Через несколько дней вал навигации в эфире достиг силы среднего шторма. Корабли с востока были на подходе. Басовитые морзянки судовых передатчиков врывались в эфир даже там, где раньше была тишина и треск электронных разрядов. Но на всем северном побережье спокойно стоял лед, и нерпы грелись на нем, и бродили медведи. Только южный шторм мог взломать его и угнать на север. Южного ветра ждал центр, им интересовались Тикси и Магадан.

…И однажды ночью южный ветер пришел. Они проснулись от ровного гула. Тонко запела антенна, стены домика стали вздрагивать, как будто по ним били кулаком. Через час гул перешел в свист. Они связались с восточной поляркой. На ровном галечниковом мысу ничто не сдерживало ветер, ветер отрывал гальку и бил о стены полярки. На острове ветер не отрывал гальки, но стрелка анемометра, который вынес Маков, застыла на сорока метрах в секунду. На сорок пятом метре ветер сбил мачты.

Первые сутки они не могли их поставить. На вторые тоже. На третьи сутки ветер стих и сразу же сменился плотным туманом. Брусчатки антенны были переломаны. Они соединяли куски все так же "внакладку", укрепляя их гвоздями, и часто били молотком по пальцам. Страшно хотелось спать.

Часов через шесть мачты стояли. Печка их давно уже, может быть, сутки, не горела. Сомин чертыхался, снимая мокрую одежду: его два раза сбивало в лужу среди камней, Виденко открыл коньяк, последнюю бутылку. Но коньяк нешел в горло, был горький, пах противно лекарством. Маков сидел у операторского стола в одном нижнем белье. Началась его вахта. Виденко засыпал, положив под голову забинтованную руку.

– Там телеграмма мне должна быть,- сказал Сомин.- Ты спроси. Может, затерялась. А на завтрак я борщ сварю. С сухим луком.- Он хотел еще что-то сказать, потянулся за папиросой, но не взял. Так и заснул с папиросной пачкой в руке.

Маков сварил в консервной банке кофе. Потом бухнул туда коньяку. Этот способ он где-то вычитал. Получилось ничего. Жгуче и крепко.

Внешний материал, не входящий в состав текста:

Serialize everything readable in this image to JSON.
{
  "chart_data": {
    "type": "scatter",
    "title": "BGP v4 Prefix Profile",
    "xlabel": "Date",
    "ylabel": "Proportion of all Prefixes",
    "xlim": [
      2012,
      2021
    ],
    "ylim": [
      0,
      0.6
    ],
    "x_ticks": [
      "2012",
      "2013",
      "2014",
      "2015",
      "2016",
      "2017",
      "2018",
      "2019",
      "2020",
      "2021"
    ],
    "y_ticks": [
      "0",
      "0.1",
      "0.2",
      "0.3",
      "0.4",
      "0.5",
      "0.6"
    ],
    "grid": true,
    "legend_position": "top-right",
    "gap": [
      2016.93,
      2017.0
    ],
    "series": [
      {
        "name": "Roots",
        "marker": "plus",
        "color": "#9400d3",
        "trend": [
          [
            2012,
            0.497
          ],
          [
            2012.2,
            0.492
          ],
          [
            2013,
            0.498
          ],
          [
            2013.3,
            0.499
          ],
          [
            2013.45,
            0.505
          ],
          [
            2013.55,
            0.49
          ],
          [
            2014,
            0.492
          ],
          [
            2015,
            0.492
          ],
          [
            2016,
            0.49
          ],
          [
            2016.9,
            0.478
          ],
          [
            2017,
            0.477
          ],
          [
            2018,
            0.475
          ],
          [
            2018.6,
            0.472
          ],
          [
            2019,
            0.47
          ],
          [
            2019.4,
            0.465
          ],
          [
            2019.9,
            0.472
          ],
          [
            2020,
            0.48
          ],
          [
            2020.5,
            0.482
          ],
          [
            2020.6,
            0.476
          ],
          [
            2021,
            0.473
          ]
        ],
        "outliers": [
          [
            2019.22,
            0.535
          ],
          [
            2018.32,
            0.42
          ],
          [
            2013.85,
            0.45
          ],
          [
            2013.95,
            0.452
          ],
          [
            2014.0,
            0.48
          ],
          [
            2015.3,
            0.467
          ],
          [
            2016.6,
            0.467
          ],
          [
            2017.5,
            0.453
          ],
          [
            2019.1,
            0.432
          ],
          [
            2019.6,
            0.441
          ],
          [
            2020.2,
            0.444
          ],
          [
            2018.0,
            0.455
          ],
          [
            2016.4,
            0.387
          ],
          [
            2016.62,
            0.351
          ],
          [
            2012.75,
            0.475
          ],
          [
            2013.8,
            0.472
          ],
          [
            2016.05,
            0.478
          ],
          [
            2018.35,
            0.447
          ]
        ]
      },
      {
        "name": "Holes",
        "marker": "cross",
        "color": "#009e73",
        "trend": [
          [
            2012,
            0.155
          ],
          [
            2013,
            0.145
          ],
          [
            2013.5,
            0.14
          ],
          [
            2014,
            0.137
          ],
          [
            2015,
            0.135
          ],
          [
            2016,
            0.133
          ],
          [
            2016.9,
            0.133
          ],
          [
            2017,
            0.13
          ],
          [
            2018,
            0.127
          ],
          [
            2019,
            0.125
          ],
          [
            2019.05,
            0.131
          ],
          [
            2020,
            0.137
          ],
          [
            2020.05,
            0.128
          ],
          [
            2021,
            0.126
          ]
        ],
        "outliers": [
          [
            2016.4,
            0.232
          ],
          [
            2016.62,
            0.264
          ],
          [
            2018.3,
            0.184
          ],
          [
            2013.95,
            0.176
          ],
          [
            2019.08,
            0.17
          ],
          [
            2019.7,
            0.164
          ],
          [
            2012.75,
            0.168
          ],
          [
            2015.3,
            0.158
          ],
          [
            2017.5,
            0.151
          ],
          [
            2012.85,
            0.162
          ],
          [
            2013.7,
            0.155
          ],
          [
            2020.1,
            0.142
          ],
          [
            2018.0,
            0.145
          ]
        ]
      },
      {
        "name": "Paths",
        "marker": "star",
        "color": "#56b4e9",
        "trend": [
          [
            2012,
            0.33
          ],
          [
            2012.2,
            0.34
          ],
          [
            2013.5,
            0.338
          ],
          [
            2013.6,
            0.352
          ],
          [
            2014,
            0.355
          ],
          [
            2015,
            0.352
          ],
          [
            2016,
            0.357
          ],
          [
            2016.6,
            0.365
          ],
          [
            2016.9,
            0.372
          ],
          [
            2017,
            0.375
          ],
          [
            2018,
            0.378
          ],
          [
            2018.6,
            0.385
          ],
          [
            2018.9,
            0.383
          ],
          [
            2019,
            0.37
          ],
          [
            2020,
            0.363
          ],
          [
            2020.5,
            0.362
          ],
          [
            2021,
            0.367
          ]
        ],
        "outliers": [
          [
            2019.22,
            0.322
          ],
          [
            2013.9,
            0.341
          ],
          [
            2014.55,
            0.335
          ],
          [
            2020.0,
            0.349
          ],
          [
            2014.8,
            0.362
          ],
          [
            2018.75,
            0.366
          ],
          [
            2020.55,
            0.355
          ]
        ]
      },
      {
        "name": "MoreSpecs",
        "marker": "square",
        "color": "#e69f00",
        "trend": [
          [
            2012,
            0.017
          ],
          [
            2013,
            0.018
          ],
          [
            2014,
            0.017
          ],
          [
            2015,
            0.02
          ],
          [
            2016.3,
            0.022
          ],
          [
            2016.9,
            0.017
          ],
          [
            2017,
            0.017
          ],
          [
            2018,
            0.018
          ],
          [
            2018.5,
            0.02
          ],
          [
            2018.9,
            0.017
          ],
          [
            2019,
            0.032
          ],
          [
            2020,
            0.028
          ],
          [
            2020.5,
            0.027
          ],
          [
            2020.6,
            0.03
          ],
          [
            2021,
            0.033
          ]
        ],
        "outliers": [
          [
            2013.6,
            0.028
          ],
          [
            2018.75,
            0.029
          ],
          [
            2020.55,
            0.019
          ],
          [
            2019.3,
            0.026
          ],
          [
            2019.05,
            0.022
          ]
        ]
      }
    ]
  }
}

Через час станцию вызвал центр. Просили сообщить полосу видимости. Аэропорт с запада заказал метеовахту с ноля и далее, пятнадцатую минуту каждого часа. Длинная радиограмма требовала составить и через 72 часа передать список оборудования и построек. В дополнение инструкции 137/19 приказывалось при определении балльности облаков указывать цвет неба по секторам.

Маков переспрашивал. На той стороне злились. Потом он сел перепечатывать радиограммы на машинке. Такой уж был закон: каждая радиограмма перепечатывалась на машинке. Ему очень хотелось, чтобы была радиограмма для Сомина, но ее не было. Курсант Маков выключил передатчик, завел будильник на вахту Виденко, потом написал записку: "Пусть дурни из профкома займутся". Записку он положил под ключ, так, что ее мог увидеть только работающий. Ровный глухой шум привлек его на мгновение. Волна, свободная океанская волна била о северный берег островка…

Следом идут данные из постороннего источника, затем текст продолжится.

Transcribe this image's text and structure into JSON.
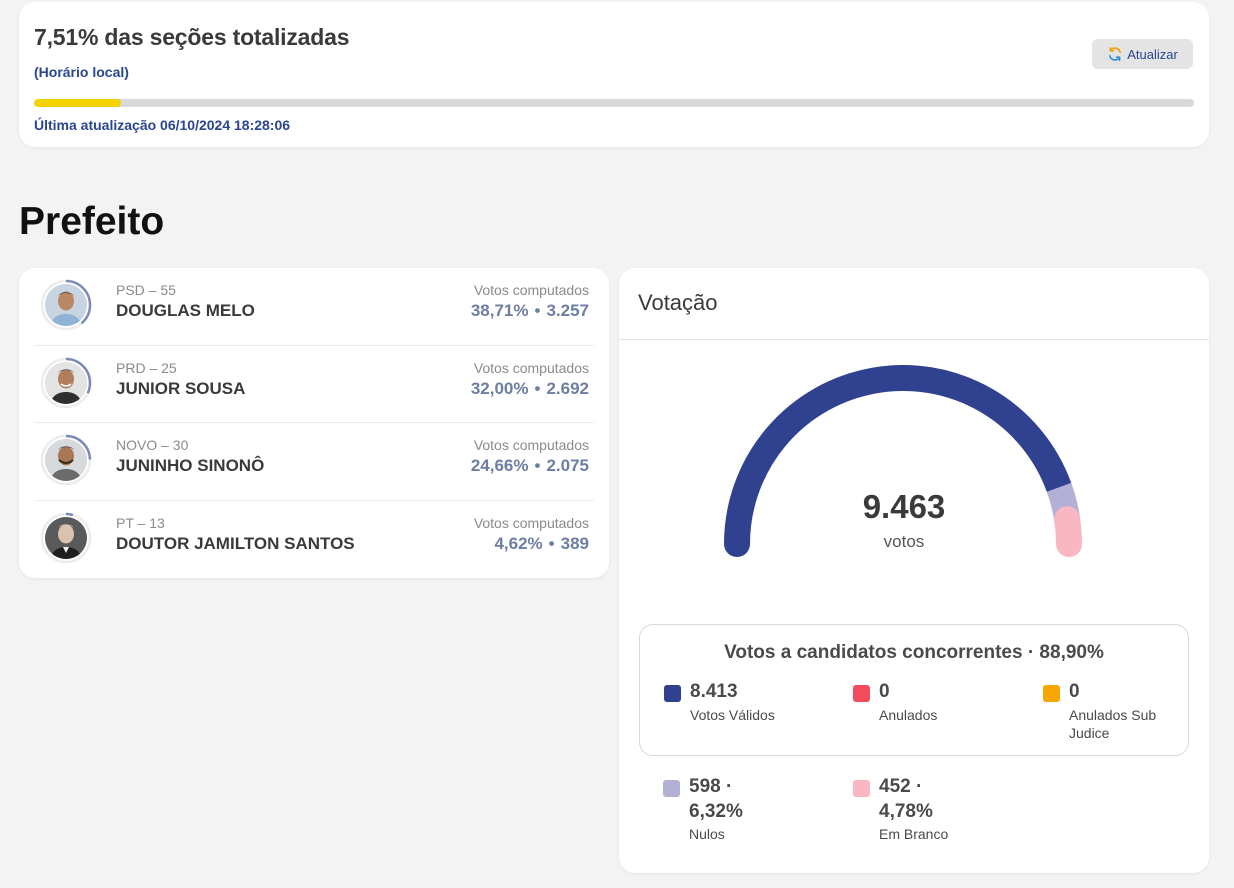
{
  "status": {
    "title": "7,51% das seções totalizadas",
    "subtitle": "(Horário local)",
    "refresh_label": "Atualizar",
    "progress_percent": 7.51,
    "last_update": "Última atualização 06/10/2024 18:28:06",
    "colors": {
      "progress": "#f4d100",
      "accent": "#2b4591"
    }
  },
  "section_title": "Prefeito",
  "candidates": [
    {
      "party": "PSD – 55",
      "name": "DOUGLAS MELO",
      "votes_label": "Votos computados",
      "percent": "38,71%",
      "dot": "•",
      "votes": "3.257",
      "ring_fraction": 0.3871
    },
    {
      "party": "PRD – 25",
      "name": "JUNIOR SOUSA",
      "votes_label": "Votos computados",
      "percent": "32,00%",
      "dot": "•",
      "votes": "2.692",
      "ring_fraction": 0.32
    },
    {
      "party": "NOVO – 30",
      "name": "JUNINHO SINONÔ",
      "votes_label": "Votos computados",
      "percent": "24,66%",
      "dot": "•",
      "votes": "2.075",
      "ring_fraction": 0.2466
    },
    {
      "party": "PT – 13",
      "name": "DOUTOR JAMILTON SANTOS",
      "votes_label": "Votos computados",
      "percent": "4,62%",
      "dot": "•",
      "votes": "389",
      "ring_fraction": 0.0462
    }
  ],
  "voting": {
    "header": "Votação",
    "total": "9.463",
    "total_label": "votos",
    "gauge_fractions": {
      "valid": 0.889,
      "nulls": 0.0632,
      "blank": 0.0478
    },
    "colors": {
      "valid": "#30418f",
      "annulled": "#f24c5d",
      "annulled_sub_judice": "#f7a500",
      "nulls": "#b2b0d4",
      "blank": "#f9b7c2"
    },
    "valid_box": {
      "title": "Votos a candidatos concorrentes · 88,90%",
      "items": [
        {
          "value": "8.413",
          "label": "Votos Válidos"
        },
        {
          "value": "0",
          "label": "Anulados"
        },
        {
          "value": "0",
          "label": "Anulados Sub Judice"
        }
      ]
    },
    "others": [
      {
        "value_line1": "598 ·",
        "value_line2": "6,32%",
        "label": "Nulos"
      },
      {
        "value_line1": "452 ·",
        "value_line2": "4,78%",
        "label": "Em Branco"
      }
    ]
  }
}
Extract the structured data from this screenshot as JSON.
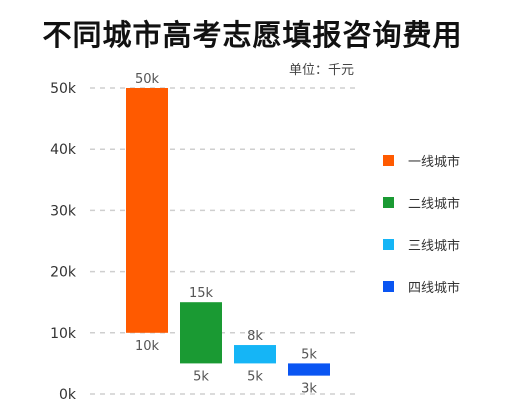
{
  "chart_data": {
    "type": "bar",
    "title": "不同城市高考志愿填报咨询费用",
    "unit_label": "单位：千元",
    "ylim": [
      0,
      50
    ],
    "yticks": [
      0,
      10,
      20,
      30,
      40,
      50
    ],
    "ytick_labels": [
      "0k",
      "10k",
      "20k",
      "30k",
      "40k",
      "50k"
    ],
    "grid": true,
    "legend_position": "right",
    "series": [
      {
        "name": "一线城市",
        "color": "#ff5a00",
        "low": 10,
        "high": 50,
        "low_label": "10k",
        "high_label": "50k"
      },
      {
        "name": "二线城市",
        "color": "#1a9a33",
        "low": 5,
        "high": 15,
        "low_label": "5k",
        "high_label": "15k"
      },
      {
        "name": "三线城市",
        "color": "#15b5f6",
        "low": 5,
        "high": 8,
        "low_label": "5k",
        "high_label": "8k"
      },
      {
        "name": "四线城市",
        "color": "#0a55f2",
        "low": 3,
        "high": 5,
        "low_label": "3k",
        "high_label": "5k"
      }
    ]
  }
}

Первый пароход прошел, когда Маков и Сомин еще спали. Он шел среди редкого однобалльного льда так близко от острова, что были видны пустой мостик и согнутые руки судовых кранов.

Виденко зашел в рубку. Дежурный приемник тихо потрескивал. Никто не вызывал маленький остров невдалеке от знаменитого круга Гринвича. И приветственного гудка пароход тоже не дал. Впрочем, тут не было ничего странного. Может быть, пароход прошел уже мимо доброй сотни полярных станций. Около каждой не нагу-дишься. А может быть, капитаном на нем был старый полярный волк, которому незачем было заглядывать в каталог станций. Без каталога же он просто не мог знать, что и на этом островке живут теперь люди.

Спать Виденко не хотелось. Он чувствовал себя бодро, как это бывает в двадцать пять лет в 11.00 утра по местному времени. Но вахта Макова начинаясь ровно через двадцать минут, и она должна была начаться во всех случаях, кроме его болезни или "специального указания полномочных лиц". И Виденко тронул Макова за плечо.

– Вставай.

– Сейчас,- сказал Маков и еще спросонок сунул ноги в матросские тупоносые ботинки со сбитыми каблуками.